Читаем Полет к солнцу полностью

Значит, уже недалеко и Германия. Присматриваемся, ищем хотя бы один сочувствующий взгляд. Но процедура обхождения с пленными отработана до деталей: нас выгнали из вагона, окружили овчарками и провели глухими закоулками за город.

Гудят самолеты. Неужели снова на аэродром? Сергей Кравцов оглядывается, ищет наши взгляды. Быть может, теперь нам удастся осуществить свой первый план. Но мы минуем аэродром.
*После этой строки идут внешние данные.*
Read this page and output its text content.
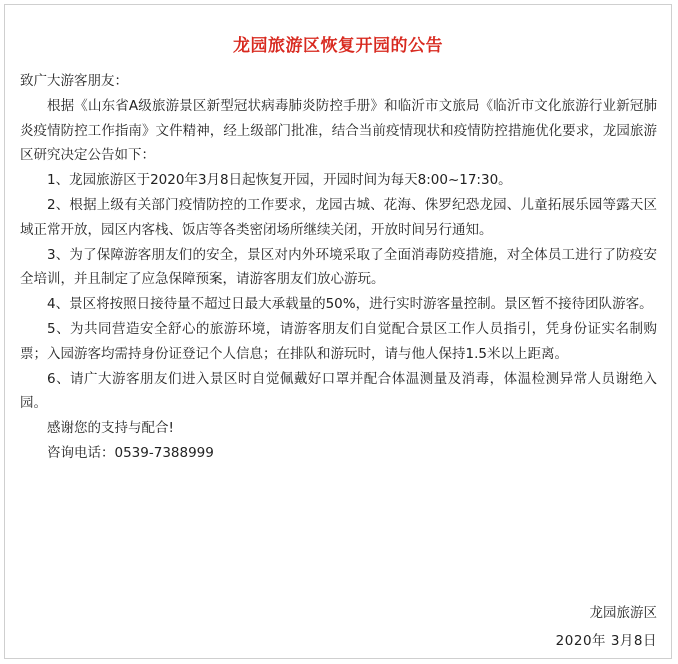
龙园旅游区恢复开园的公告

致广大游客朋友：

根据《山东省A级旅游景区新型冠状病毒肺炎防控手册》和临沂市文旅局《临沂市文化旅游行业新冠肺炎疫情防控工作指南》文件精神，经上级部门批准，结合当前疫情现状和疫情防控措施优化要求，龙园旅游区研究决定公告如下：

1、龙园旅游区于2020年3月8日起恢复开园，开园时间为每天8:00~17:30。

2、根据上级有关部门疫情防控的工作要求，龙园古城、花海、侏罗纪恐龙园、儿童拓展乐园等露天区域正常开放，园区内客栈、饭店等各类密闭场所继续关闭，开放时间另行通知。

3、为了保障游客朋友们的安全，景区对内外环境采取了全面消毒防疫措施，对全体员工进行了防疫安全培训，并且制定了应急保障预案，请游客朋友们放心游玩。

4、景区将按照日接待量不超过日最大承载量的50%，进行实时游客量控制。景区暂不接待团队游客。

5、为共同营造安全舒心的旅游环境，请游客朋友们自觉配合景区工作人员指引，凭身份证实名制购票；入园游客均需持身份证登记个人信息；在排队和游玩时，请与他人保持1.5米以上距离。

6、请广大游客朋友们进入景区时自觉佩戴好口罩并配合体温测量及消毒，体温检测异常人员谢绝入园。

感谢您的支持与配合!

咨询电话：0539-7388999

龙园旅游区
2020年 3月8日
Дорога ведет куда-то дальше.

...Ворота. Колючая проволока. За ней — длинные бараки, выкрашенные в темно-зеленый цвет. Высокие сторожевые башни, на которых стоят вооруженные охранники.
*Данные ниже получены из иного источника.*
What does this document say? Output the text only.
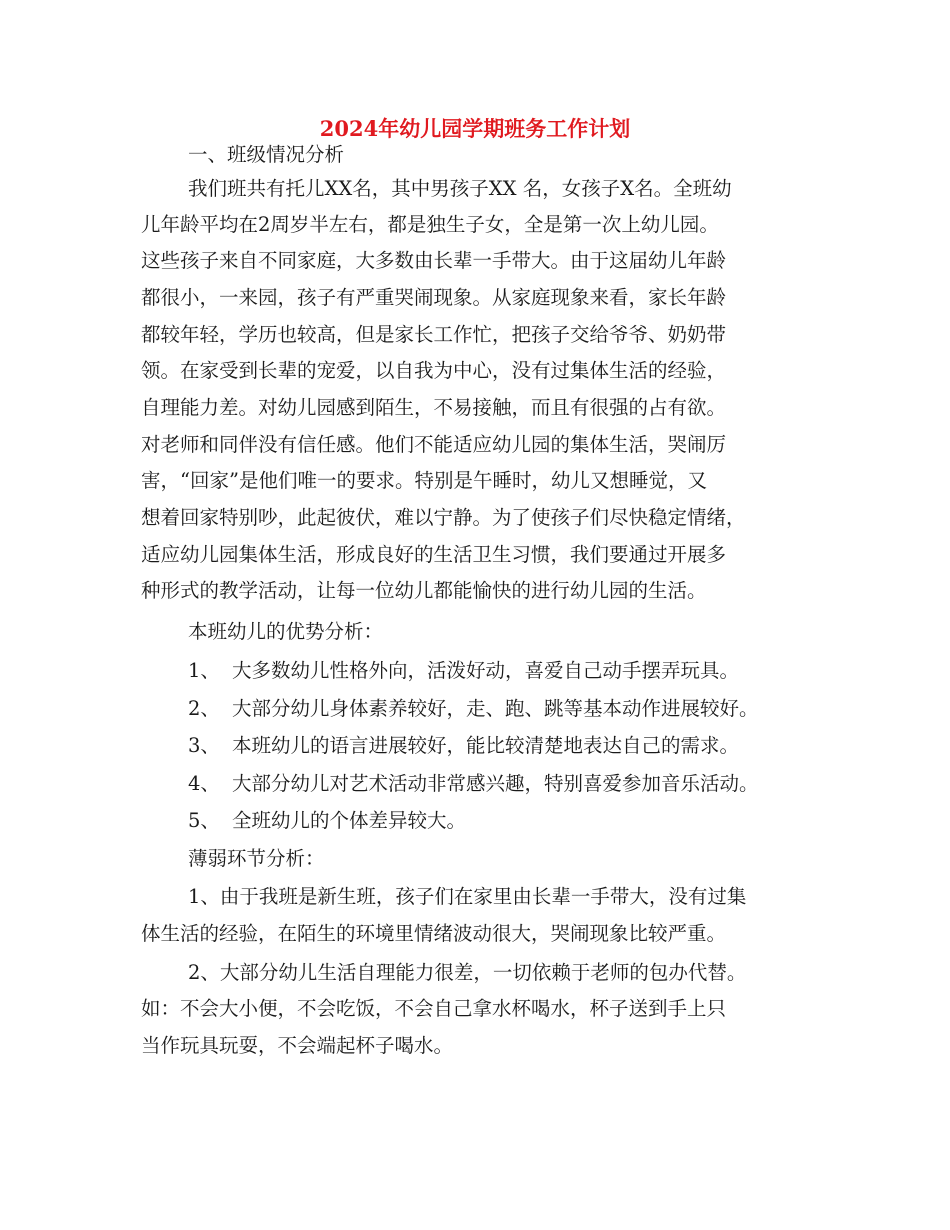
2024年幼儿园学期班务工作计划
一、班级情况分析
我们班共有托儿XX名，其中男孩子XX 名，女孩子X名。全班幼
儿年龄平均在2周岁半左右，都是独生子女，全是第一次上幼儿园。
这些孩子来自不同家庭，大多数由长辈一手带大。由于这届幼儿年龄
都很小，一来园，孩子有严重哭闹现象。从家庭现象来看，家长年龄
都较年轻，学历也较高，但是家长工作忙，把孩子交给爷爷、奶奶带
领。在家受到长辈的宠爱，以自我为中心，没有过集体生活的经验，
自理能力差。对幼儿园感到陌生，不易接触，而且有很强的占有欲。
对老师和同伴没有信任感。他们不能适应幼儿园的集体生活，哭闹厉
害，“回家”是他们唯一的要求。特别是午睡时，幼儿又想睡觉，又
想着回家特别吵，此起彼伏，难以宁静。为了使孩子们尽快稳定情绪，
适应幼儿园集体生活，形成良好的生活卫生习惯，我们要通过开展多
种形式的教学活动，让每一位幼儿都能愉快的进行幼儿园的生活。
本班幼儿的优势分析：
1、 大多数幼儿性格外向，活泼好动，喜爱自己动手摆弄玩具。
2、 大部分幼儿身体素养较好，走、跑、跳等基本动作进展较好。
3、 本班幼儿的语言进展较好，能比较清楚地表达自己的需求。
4、 大部分幼儿对艺术活动非常感兴趣，特别喜爱参加音乐活动。
5、 全班幼儿的个体差异较大。
薄弱环节分析：
1、由于我班是新生班，孩子们在家里由长辈一手带大，没有过集
体生活的经验，在陌生的环境里情绪波动很大，哭闹现象比较严重。
2、大部分幼儿生活自理能力很差，一切依赖于老师的包办代替。
如：不会大小便，不会吃饭，不会自己拿水杯喝水，杯子送到手上只
当作玩具玩耍，不会端起杯子喝水。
Отворились ворота. На площади, через которую нам предстояло пройти, начали раздавать еду. Лагерники выстроились в длинную очередь: у каждого в руках котелок или миска, у некоторых — просто изогнутая жестянка. Повар черпаком наливает из котелка каждому в посудину. Я стою совсем близко от места раздачи обеда, вижу, как бережно принимают какую-то жидкость в миски, жестянки, как дрожат над ней, как, отойдя немного в сторону, тут же проглатывают содержимое. Всматриваюсь в это блюдо, вижу что-то мутное, бурое и тянет от него помойной ямой. «Никогда ничего подобного не возьму в рот!» — даю себе клятву и отвожу взгляд от этой унизительной и грустной процедуры «обеда».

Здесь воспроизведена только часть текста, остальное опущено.